Historical heroes and the contagiousness of courage – a lecture with Brian Palmer

Brian Palmer next to a picture of Rachel Corrie, an American human rights activist who was killed by an Israeli bulldozer when she tried to prevent the demolishment of a house in Palestine, 2003. Photo: Margit de Boer
Brian Palmer next to a picture of Rachel Corrie, an American human rights activist who was killed by an Israeli bulldozer when she tried to prevent the demolishment of a house in Palestine, 2003.
Photo: Margit de Boer

Brian Palmer, social anthropologist and scholar of religion at Uppsala University, guested the Gothenburg Science Festival this May. He recently published a book together with Ola Larsmo called 101 Historiska Hjältar (101 Historical Heroes) where he describes the actions and fates of 101 persons who dared to defy the established order and risk their lives to save others. During his lecture Palmer tells the intriguing stories of some of his personal heroes and what triggered their altruistic deed.

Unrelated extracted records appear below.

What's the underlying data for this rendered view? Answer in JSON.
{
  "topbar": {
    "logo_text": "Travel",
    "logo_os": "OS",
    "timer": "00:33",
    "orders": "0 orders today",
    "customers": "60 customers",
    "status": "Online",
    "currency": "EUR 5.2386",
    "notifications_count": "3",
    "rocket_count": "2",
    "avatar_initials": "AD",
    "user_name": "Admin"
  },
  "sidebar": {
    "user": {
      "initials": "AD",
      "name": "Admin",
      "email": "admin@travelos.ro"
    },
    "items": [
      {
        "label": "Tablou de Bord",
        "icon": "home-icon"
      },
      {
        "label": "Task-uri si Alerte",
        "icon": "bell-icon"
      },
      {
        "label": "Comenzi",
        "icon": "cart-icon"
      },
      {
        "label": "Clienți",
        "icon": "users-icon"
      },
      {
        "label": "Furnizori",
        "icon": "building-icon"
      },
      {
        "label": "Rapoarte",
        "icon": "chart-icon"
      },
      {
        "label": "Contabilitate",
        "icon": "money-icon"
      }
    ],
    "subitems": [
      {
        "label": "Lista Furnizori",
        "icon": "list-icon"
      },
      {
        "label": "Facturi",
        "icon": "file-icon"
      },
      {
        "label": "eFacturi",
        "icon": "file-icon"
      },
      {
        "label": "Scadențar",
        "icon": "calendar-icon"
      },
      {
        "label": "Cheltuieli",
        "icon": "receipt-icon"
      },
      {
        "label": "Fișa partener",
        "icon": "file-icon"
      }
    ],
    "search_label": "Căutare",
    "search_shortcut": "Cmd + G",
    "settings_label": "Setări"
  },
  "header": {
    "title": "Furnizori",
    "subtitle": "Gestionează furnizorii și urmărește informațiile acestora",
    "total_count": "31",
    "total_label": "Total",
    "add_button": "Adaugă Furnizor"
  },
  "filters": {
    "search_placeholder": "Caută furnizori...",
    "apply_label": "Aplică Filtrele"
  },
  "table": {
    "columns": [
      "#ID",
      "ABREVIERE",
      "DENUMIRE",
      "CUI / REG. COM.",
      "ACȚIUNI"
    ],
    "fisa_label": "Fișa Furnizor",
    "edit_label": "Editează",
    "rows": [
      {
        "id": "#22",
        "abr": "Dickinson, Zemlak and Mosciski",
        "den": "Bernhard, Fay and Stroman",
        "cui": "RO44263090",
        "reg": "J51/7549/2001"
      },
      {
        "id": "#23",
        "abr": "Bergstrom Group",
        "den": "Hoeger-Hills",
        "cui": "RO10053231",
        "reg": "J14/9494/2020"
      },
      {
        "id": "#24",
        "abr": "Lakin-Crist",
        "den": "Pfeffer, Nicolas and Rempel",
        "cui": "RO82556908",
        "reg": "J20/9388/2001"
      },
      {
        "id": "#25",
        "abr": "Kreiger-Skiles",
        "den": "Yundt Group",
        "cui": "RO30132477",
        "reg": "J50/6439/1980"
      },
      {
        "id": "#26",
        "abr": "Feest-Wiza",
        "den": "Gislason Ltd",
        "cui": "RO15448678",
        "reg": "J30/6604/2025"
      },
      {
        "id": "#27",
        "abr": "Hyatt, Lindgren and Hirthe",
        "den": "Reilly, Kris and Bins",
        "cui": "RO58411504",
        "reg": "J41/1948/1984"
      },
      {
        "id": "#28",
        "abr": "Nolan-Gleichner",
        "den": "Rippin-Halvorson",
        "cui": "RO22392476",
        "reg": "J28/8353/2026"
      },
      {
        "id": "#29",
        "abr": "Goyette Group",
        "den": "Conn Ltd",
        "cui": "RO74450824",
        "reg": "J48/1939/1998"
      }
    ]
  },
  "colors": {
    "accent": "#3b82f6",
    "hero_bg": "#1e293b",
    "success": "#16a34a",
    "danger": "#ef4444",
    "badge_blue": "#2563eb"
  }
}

Palmer takes us back to München, 1942. Siblings Sophie and Hans Scholl are enjoying the delights of student life, going to concerts with friends and discussing everything from art and literature to philosophy and politics. In the midst of it all, word reaches them of mass killings of Jews and Soviets which stirs the group of friends to found the White Rose resistance movement. The White Rose then made several anti-war leaflets but were caught by a guard while distributing leaflets in the university of München. Sophie and Hans were tried and executed only four days after the event.

Another haunting story Palmer shares is that of Witold Pilecki, a Polish man who deliberately had himself incarcerated in Auschwitz so that he could help the prisoners and inform the outside world about the true situation inside concentration camps. Pilecki survived Auschwitz and remained active in the Polish opposition movement after the war, actively resisting the puppet regime which the Soviet Union had installed in Poland. In 1948 he was arrested by the regime and executed.

A more contemporary heroine mentioned by Palmer is Amy Goodman, an American investigative reporter whose work including in the East Timor conflict has earned her numerous awards. And then there is Malala, a Pakistani girl who at the age of 11 started to speak out against the Taliban and became a vivid advocate for human rights. In 2009 on a school bus, Malala was sought out by a gunman and shot in the head. She was in critical condition for some time but survived and continues her activism today. She has been awarded the Sakharov Prize for Freedom of Thought and the National Youth Peace Prize.

Palmer’s way of lecturing reveals his own deep reverence for the people he describes and his enthusiasm easily rubs off on the audience. It makes me think about some of my own heroes, like Irena Sendler, a contemporary and compatriot of Witold Pilecki. Sendler was a social worker who rescued about 400 Jewish babies and children from the Warsaw Ghetto and created false documents for Jewish families. In 1943, Irena was arrested by the Gestapo, tortured and sentenced to death. On the way to her execution, members of the Polish underground bribed German guards and managed to free Irena. She survived the war and eventually lived to be 98.

My thoughts also wander to the many artists and writers who refused to be silenced during times of dictatorships. Aleksandr Solzhenitsyn for example was a Soviet dissident who in his work critiqued the regime and described living circumstances in Gulags, where he himself spent eight years imprisoned. He wrote uninterruptedly in prison, in camps and during internal exile, and hid the material at friends’ homes. One can only imagine how much courage and deliberation it must have taken to carry on writing under such circumstances. In 1974 the KGB arrested Solzhenitsyn and deported him from the Soviet Union after which he spent almost 20 years in exile in Germany and the US.

I also think about the thousands more or less anonymous heroes that have played a part in some way or another. In my own family there is my great uncle Ingvar Håkansson, a Swedish sailor who with danger to his own life and despite Sweden’s neutrality in WWII went to England to join the war effort. Since he was not a British citizen he was initially denied enlistment in the air force but he succeeded after persistent applications. He died 23 years of age in a flying bomb attack over the North Sea after he had intercepted several bombs that were headed for the British mainland.

Now how is it possible that a person decides to risk their life for others?  According to Palmer, heroic actions can be ascribed to all kinds of people, from the most extrovert to the shy, but he also suggests certain commonalities. For example, he found that most “heroes” have strong personal or religious convictions and a strong belief in the effectiveness of their actions. As children, they seem to have been exposed to people from different cultures and they were not strictly disciplined but rather left free in their upbringing. Palmer also states that courage can be just as contagious as fear, in the sense that we can get tremendous inspiration from the actions of others.

It is probably safe to say that Palmer’s lecture left no one in the audience untouched and inescapably evoked the question “would I have done the same thing?”. The topic being as relevant as it is today, with extreme forces on the rise in many countries and human rights being violated everyday, it is important not to forget the actions of those who had the courage to make a difference. In this sense the lecture definitely goes far beyond just a good story.